Potential for Creativity and Innovation, part 2
Last week I wrote about an extraordinary commencement speech given by Meghan Musnicki at Ithaca College. Musnicki issued four challenges to the new college graduates: set goals but be willing to change them, experience failure and learn, practice gratitude, and live in the moment. These challenges form the foundation for living creative and innovative lives.
Frederik Pferdt, head of Google’s creativity and innovation programs, expands upon Musnicki’s challenges when he talks about how creativity and innovation transform work from an obligation to an expressive part of our life. Pferdt notes that principles like freedom and trust are necessary to express and share our passions in the workplace. Why? So we can experience failure. Musnicki talks about how failure helps us learn and improve. Well, Pferdt would seem to agree.
Most people really want to make the world a better place, and flourish in environments that value creativity and innovation.
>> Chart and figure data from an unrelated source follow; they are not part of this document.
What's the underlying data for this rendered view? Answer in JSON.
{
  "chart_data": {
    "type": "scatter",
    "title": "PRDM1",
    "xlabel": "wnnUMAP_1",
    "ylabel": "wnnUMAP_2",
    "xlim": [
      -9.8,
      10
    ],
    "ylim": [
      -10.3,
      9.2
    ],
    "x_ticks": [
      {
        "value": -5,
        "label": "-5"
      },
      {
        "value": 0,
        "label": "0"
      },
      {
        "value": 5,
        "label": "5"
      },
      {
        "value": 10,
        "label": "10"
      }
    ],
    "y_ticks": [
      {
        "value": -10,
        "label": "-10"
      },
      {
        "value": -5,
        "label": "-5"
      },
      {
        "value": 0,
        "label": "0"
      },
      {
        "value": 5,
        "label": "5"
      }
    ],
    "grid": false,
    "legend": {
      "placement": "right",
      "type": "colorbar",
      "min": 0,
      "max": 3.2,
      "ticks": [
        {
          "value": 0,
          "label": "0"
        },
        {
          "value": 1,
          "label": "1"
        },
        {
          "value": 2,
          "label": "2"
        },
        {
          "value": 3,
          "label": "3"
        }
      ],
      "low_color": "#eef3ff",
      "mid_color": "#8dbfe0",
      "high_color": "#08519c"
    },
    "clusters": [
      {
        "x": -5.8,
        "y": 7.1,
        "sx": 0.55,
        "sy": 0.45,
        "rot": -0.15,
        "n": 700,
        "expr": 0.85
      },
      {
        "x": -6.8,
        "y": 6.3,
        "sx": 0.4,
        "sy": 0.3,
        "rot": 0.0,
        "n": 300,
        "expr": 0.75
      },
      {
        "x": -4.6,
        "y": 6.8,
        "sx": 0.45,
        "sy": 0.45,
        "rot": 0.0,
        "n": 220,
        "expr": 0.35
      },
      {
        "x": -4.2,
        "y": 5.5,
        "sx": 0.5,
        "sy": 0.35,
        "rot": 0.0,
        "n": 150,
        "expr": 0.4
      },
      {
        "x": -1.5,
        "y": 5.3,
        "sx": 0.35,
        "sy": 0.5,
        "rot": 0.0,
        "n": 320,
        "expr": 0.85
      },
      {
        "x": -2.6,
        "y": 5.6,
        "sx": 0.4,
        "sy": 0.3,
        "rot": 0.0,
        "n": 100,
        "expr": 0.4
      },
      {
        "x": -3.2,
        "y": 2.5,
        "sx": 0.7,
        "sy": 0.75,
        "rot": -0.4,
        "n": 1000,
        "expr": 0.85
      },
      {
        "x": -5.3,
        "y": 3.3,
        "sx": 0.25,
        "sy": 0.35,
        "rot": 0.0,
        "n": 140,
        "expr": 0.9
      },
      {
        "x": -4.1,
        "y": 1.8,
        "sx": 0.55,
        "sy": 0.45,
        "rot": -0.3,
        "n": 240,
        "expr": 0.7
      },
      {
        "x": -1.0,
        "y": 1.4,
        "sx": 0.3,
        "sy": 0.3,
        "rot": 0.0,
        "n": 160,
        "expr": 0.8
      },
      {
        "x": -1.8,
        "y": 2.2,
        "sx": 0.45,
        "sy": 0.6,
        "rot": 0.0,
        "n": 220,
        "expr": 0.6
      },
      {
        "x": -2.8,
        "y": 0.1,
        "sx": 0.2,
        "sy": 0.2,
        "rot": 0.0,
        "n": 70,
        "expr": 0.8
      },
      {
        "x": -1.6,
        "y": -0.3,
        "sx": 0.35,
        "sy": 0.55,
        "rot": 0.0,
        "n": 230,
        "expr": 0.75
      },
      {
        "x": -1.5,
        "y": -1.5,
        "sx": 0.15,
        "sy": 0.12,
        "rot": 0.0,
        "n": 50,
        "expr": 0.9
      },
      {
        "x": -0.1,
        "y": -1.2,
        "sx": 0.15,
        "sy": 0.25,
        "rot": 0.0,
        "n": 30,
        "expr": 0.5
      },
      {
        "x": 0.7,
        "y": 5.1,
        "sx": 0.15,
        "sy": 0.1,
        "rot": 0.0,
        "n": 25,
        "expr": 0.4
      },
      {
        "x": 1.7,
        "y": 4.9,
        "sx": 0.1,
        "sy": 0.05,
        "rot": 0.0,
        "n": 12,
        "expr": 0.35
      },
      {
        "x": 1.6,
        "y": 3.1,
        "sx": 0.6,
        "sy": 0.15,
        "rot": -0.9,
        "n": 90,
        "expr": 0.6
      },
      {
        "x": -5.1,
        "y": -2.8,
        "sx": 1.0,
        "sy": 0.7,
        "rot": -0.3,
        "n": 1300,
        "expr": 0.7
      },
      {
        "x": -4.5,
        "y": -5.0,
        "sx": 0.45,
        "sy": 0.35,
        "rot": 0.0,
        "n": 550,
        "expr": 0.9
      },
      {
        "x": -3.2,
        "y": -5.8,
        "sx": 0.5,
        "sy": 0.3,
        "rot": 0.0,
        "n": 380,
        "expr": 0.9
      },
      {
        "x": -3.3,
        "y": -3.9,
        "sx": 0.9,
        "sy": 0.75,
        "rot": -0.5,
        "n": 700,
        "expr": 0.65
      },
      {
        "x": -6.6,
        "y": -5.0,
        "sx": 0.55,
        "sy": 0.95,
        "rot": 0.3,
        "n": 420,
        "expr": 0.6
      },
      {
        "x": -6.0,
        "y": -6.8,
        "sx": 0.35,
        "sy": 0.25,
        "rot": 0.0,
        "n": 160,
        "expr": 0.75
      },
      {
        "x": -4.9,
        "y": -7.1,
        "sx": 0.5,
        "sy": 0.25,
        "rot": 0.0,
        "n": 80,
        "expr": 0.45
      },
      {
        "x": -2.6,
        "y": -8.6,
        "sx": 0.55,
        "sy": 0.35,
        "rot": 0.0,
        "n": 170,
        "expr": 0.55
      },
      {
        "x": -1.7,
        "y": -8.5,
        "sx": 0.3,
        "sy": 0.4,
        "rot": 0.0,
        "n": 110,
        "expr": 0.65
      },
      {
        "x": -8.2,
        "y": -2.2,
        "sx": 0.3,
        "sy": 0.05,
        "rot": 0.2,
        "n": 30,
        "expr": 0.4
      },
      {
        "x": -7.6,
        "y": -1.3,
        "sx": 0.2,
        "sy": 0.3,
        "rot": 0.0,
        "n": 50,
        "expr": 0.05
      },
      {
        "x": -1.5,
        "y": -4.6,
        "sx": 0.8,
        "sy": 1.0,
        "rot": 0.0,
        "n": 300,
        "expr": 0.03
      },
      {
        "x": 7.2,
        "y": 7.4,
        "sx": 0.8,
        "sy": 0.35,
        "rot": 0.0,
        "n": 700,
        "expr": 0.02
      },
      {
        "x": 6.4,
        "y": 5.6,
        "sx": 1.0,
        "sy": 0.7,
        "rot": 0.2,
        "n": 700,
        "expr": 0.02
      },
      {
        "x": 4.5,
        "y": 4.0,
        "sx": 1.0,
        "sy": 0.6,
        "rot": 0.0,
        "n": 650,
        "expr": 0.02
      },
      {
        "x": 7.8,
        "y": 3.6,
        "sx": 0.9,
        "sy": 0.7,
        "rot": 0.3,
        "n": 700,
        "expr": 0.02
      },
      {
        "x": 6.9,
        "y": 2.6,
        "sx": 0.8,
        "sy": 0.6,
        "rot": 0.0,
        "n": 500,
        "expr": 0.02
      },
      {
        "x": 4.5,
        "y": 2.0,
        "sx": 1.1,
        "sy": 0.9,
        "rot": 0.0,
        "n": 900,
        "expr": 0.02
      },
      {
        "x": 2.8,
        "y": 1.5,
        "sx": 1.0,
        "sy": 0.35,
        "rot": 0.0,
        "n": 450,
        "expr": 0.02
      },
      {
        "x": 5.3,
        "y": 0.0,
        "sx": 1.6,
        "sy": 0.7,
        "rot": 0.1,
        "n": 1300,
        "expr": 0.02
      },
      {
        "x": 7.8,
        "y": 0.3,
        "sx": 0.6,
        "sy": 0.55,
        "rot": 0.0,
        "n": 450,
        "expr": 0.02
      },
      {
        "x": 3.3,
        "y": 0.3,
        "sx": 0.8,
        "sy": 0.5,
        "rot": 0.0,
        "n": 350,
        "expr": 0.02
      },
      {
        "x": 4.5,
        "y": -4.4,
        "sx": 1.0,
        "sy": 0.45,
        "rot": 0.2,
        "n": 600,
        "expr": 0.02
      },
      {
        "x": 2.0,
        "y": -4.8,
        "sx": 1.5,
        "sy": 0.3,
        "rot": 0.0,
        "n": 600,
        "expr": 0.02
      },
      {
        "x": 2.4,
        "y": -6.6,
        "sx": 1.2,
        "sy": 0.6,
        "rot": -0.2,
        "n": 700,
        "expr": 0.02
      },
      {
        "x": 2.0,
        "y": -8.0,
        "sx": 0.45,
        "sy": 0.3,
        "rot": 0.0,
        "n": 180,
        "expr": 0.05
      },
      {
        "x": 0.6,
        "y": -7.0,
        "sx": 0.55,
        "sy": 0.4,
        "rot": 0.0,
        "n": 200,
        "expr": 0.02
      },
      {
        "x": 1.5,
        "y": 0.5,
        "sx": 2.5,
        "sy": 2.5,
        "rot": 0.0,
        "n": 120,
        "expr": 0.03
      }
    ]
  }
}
One way to express creativity is to think big — or “10x thinking,” ten times the improvement — as Pferdt says. He encourages people to play at work, tapping into the mindset of children to look at the world through new and different eyes. Indeed, some of our most creative artists and inventors attribute their contributions to playing and thinking like children.
I am reading David McCullough’s latest book, The Wright Brothers. The nieces and nephews of the brothers commented on how Orville and Wilbur Wright liked to play with toys. “When we were old enough to get toys, Uncle Orv and Uncle Will had the habit of playing with them until they were broken, then repair them so that they were better than when they were bought.”
And the products of play? Well, they can be prototyped and shared with people throughout the world as part of an iterative process to create a product, service or program that people really need and will use to make the world a better place. We certainly can appreciate the end result of the countless prototypes of flying machines designed and tested by the Wright Brothers.
Learning the secret of flight, Orville would say, was a good deal like learning the secret of magic from a magician.
McCullough reflects upon those first successful flights on the morning of December 17, 1903. They “were the first ever in which a piloted machine took off under its own power into the air in full flight, sailed forward with no loss of speed, and landed at a point as high as that from which it started.” The end product, the airplane, has revolutionized the way we experience the world through long distance travel and, certainly, has made the world a better place.
Making the world a better place was a theme Tony Kushner underlined in his comments upon receiving an honorary degree from Ithaca College. He challenged graduates to step over the “periled world’s doorstep … enter and fix everything!” The world needs saving and “you are the ones the world’s been waiting for. And, time is running out. It is really is actually running out. Non-hyperbolically, it’s running out.”
Finding solutions to global challenges require new problem-solving approaches that combine the best of imagination, creative thinking, collective intelligence and the Internet. In a new book, MegaMinds: Creativity and Invention (CreateSpace, 2015, http://ow.ly/N6AH6), Larry Kilham reflects on genius. Yes, da Vinci, a lone genius was a polymath who dreamed of a flying machine, a dream that was fulfilled by the Wright Brothers. But the complexity of today’s challenges may call for collective creativity, working together with questions, ideas and prototypes that may fail but have the seeds of systemic solutions.
Let’s step over “the periled world’s doorstep” and begin to use our individual and potential for creativity and innovation to make the world a better place.